ABD, İngiltere, Fransa, BAE ve Suudi Arabistan’ın El Hadide sahilinde başlattıkları ortak operasyonun hedefleri

Sa, 12/06/2018 - 21:52

Batılılar, yaklaşık iki ay önceye kadar Suudi Arabistan’ın Yemen savaşını bir sonuca erdiremeyeceğini söyledikleri halde, bir kez daha Yemen karşıtı operasyonda yer almaya ikna oldular.

Welayet News - El Hadide’ye yönelik yoğun baskı Arabistan ve Birleşik Arap Emirlikleri için bir sınav sayılıyor. Diğer yandan ise, bu eyaletteki direniş ve buranın korunması Yemen halkı için önemli bir siyasi başlık sayılmaktadır. Bu çerçevede, Arabistan ve BAE ordularının vahşi saldırılarının sonuç vermesi için ve Suudi rejiminin çıkmazdan kurtarılması adına Amerika’dan İngiltere’ye, Fransa’ya hatta BM Genel Sekreteri  Yemen Özel Temsilcisine kadar hepsi işe soyundular. Ensarullah ise bu arada El Hadide’de bir takım operasyonlar başlatarak, Yemen aleyhindeki Batı-Arap oyununu bozmaya çalıştı. Bu hususla ilgili kayde değer noktaları sıralayacak olursak:

1. Yemen karşıtı savaşın Suudi rejimin omuzlarında ağır bir yük olduğu konusunda kimsenin bir şüphesi bulunmadığı gibi Sana’ya galip gelmek için de Riyad’ın önünde hiçbir yolun olmadığına nerdeyse herkes kesin gözle bakıyor. Buna rağmen, Suudiler savaşı sonlandırmaya dönük her çözüm planına olumsuz yanıt verdiler, Kuveytliler, Ummanlılar ve BM Yemen Özel Temsilcisinin çözüme yönelik çabalarını sebote ettiler.

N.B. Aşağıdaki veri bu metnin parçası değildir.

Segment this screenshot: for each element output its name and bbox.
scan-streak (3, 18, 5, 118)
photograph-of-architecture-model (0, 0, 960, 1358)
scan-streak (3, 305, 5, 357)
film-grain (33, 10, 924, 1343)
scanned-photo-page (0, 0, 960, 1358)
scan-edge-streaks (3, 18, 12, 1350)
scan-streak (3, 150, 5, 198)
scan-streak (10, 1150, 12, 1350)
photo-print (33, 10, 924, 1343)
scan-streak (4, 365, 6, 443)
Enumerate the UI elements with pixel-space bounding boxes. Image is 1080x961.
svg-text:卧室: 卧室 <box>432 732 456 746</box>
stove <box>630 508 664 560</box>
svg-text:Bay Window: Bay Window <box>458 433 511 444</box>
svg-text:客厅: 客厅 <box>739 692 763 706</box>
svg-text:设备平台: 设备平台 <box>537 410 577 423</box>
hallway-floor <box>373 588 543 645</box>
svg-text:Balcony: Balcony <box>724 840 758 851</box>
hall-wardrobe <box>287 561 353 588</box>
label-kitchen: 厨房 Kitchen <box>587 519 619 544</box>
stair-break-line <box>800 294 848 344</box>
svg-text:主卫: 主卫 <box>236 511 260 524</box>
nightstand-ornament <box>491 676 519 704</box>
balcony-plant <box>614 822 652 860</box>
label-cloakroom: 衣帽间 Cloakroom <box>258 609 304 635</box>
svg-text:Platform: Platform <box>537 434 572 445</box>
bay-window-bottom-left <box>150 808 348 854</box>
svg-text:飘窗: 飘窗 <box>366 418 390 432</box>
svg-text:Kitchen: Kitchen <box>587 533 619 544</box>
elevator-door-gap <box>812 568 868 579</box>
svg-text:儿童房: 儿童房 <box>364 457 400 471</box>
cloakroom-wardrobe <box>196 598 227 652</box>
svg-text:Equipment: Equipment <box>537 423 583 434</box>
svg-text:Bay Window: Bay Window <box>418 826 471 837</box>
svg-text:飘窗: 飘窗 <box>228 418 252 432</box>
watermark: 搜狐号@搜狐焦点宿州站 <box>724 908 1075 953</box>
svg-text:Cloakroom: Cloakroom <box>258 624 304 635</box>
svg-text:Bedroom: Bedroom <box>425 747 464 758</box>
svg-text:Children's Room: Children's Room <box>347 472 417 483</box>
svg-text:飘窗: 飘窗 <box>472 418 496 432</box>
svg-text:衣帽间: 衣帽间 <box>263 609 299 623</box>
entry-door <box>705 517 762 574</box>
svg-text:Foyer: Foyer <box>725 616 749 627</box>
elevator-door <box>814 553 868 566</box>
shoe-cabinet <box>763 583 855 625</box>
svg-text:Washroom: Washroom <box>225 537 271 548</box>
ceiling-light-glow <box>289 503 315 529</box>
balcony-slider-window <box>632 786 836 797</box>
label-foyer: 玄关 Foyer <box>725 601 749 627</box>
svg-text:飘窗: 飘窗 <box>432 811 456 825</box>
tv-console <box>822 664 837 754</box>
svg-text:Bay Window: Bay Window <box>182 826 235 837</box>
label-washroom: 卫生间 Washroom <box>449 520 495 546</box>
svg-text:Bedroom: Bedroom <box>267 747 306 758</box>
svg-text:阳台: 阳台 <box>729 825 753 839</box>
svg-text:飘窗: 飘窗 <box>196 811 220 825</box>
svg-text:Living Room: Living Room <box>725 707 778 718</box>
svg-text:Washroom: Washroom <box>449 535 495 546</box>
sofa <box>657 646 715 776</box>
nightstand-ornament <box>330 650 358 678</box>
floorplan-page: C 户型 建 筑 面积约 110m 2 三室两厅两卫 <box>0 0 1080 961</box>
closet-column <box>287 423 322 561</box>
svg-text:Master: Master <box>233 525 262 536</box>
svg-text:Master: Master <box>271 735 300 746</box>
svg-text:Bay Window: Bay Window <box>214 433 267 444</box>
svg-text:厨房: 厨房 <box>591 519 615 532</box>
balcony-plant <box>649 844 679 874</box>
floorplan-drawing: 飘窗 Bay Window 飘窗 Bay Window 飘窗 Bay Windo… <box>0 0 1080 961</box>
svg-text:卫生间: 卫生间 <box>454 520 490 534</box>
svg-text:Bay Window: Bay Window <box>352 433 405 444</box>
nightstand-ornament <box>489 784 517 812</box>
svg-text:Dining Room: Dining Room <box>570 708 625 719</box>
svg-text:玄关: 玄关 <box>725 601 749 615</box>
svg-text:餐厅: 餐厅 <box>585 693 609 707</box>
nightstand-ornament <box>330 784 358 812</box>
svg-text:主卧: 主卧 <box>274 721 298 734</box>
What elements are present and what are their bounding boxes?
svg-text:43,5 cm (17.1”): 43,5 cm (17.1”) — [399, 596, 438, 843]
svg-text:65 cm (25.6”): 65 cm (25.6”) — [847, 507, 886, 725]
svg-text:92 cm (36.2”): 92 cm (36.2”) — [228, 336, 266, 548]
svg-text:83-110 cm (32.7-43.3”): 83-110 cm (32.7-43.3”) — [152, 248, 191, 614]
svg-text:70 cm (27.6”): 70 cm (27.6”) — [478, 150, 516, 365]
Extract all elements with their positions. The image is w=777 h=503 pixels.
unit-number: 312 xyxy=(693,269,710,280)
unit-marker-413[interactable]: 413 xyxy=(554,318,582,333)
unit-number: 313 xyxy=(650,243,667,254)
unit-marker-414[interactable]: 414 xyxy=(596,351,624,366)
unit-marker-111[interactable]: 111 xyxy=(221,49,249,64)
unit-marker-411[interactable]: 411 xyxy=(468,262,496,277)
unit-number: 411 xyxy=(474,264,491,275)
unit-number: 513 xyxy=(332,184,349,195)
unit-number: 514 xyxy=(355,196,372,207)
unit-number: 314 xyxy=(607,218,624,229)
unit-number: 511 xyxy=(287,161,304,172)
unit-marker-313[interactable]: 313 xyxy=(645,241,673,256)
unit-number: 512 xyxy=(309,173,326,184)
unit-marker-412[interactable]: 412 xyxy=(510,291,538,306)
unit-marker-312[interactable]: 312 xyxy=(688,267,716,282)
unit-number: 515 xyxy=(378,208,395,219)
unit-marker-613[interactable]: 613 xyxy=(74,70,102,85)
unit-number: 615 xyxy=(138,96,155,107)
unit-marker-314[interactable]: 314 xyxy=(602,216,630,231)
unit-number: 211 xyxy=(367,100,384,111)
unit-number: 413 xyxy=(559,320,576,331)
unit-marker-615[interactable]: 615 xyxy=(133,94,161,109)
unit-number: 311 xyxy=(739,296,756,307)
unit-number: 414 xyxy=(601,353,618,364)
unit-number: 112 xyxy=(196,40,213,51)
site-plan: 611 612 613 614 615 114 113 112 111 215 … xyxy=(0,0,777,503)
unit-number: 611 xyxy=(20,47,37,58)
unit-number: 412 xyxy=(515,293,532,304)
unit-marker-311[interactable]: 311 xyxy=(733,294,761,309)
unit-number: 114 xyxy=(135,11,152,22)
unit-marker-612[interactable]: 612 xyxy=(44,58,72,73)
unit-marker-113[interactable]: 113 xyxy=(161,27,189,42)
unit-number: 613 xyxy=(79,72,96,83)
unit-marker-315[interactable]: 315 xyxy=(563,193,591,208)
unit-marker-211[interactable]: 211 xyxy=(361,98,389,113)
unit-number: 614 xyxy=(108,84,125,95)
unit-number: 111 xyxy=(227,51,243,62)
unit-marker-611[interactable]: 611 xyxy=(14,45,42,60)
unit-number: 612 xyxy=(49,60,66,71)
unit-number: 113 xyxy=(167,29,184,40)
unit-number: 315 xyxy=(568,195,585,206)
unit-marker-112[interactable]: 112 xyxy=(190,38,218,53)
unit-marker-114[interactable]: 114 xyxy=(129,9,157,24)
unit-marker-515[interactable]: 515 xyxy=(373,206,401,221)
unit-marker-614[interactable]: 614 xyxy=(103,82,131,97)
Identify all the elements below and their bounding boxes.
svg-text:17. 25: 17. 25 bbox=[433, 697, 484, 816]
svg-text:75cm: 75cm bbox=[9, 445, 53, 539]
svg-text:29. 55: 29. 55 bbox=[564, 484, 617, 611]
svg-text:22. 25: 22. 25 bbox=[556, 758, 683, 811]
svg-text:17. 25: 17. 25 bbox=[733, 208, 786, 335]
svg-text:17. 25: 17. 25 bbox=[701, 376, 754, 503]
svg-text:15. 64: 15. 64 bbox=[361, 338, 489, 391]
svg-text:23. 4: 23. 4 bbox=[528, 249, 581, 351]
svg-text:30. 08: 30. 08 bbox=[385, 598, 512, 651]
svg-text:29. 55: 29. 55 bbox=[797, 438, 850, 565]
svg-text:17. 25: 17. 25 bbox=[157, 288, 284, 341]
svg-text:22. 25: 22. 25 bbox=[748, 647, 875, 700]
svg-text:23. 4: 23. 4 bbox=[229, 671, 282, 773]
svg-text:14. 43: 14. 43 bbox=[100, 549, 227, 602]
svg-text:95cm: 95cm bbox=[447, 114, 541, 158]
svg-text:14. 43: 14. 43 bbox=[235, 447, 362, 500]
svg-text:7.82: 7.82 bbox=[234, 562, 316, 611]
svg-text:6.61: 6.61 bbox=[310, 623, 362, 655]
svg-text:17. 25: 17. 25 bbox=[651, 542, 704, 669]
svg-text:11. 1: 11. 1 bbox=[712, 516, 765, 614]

Tüm bu başvurlarda Suudilerin söylemi, Ensarullah’ın tamamen sılahsızlaştırılması, başkentin ve diğer eyalet merkezlerinin devredilmesi üzerinde odaklanmıştı ki aslında, “Ensarullah” adı altında bir gerçekliğin kabul edilmeyişi anlamında telakki edilmelidir. Suudi Arabistan siyasi kapıları kapatmıştır fakat aynı zamanda sorunu da çözememiştir. Son bir ay boyunca, şu anki barikatı kırıp Ensarullah’ın iktidarına son verme çabası içinde oldular. Bu doğrultuda, son bir ay içinde Arabistan, BAE, Amerika, İngiltere ve Fransa’nın safları daha ciddi sıklaştırdıkları, çetelerin daha kapsamlı şekilde öne sürülmelerine ve operasyonun aynı nokta da yoğunlaştırılmasına şahit olduk.

Bu arada Suudi Arabistan ve BAE askerleri yanında, Sudanlı paralı askerlerden bir tugay, Ali Muhsin El Ahmer’e (Ali Abdullah Salih döneminin ordu komutanı) bağlı ordu güçlerinden beş tugay, ihvancı-vahhabi ıslah hareketinden bir tugay, ABD Donanmasının bir birimi, yine İngiliz ve Fransız askeri kuvvetlerinden oluşan benzeri birimler, (Ensaru’s-Sened adıyla bilinen) El Kaide güçlerinden bir tabur ve Avrupalı, Afrikalı bazı ülkelerden gelen dağınık güçler, stratejik konundaki El Hadide eyaletini Ensarullah’a bağlı yerel güçlerin elinden çıkarmak için harekete geçtiler.

Amerikalılar şimdiye kadar Yemen’deki operasyonel röllerini gizliyorlardı ancak, yaklaşık iki hafta önce Suudi mütecavizlere verdikleri askeri desteği alenileştirmeye başladılar. Örneğin, üç gün önce Pentagon’daki bir yetkili Amerikan el-Hurra televizyon kanalına sarahaten, “Amerikan güçlerinin Yemen’de konuşlandığını, Arabistan ve BAE güçlerine istihbarat alanında yardımcı olduklarını” demişti. ABD Savunma Bakanı James Mattis ise geçtiğimiz Çarşamba günü yaptığı açıklamada, “Amerika’nın El Hadide operasyonunda yer alarak Ensarullah mevzilerine saldırması gerektiğini” belirtmişti.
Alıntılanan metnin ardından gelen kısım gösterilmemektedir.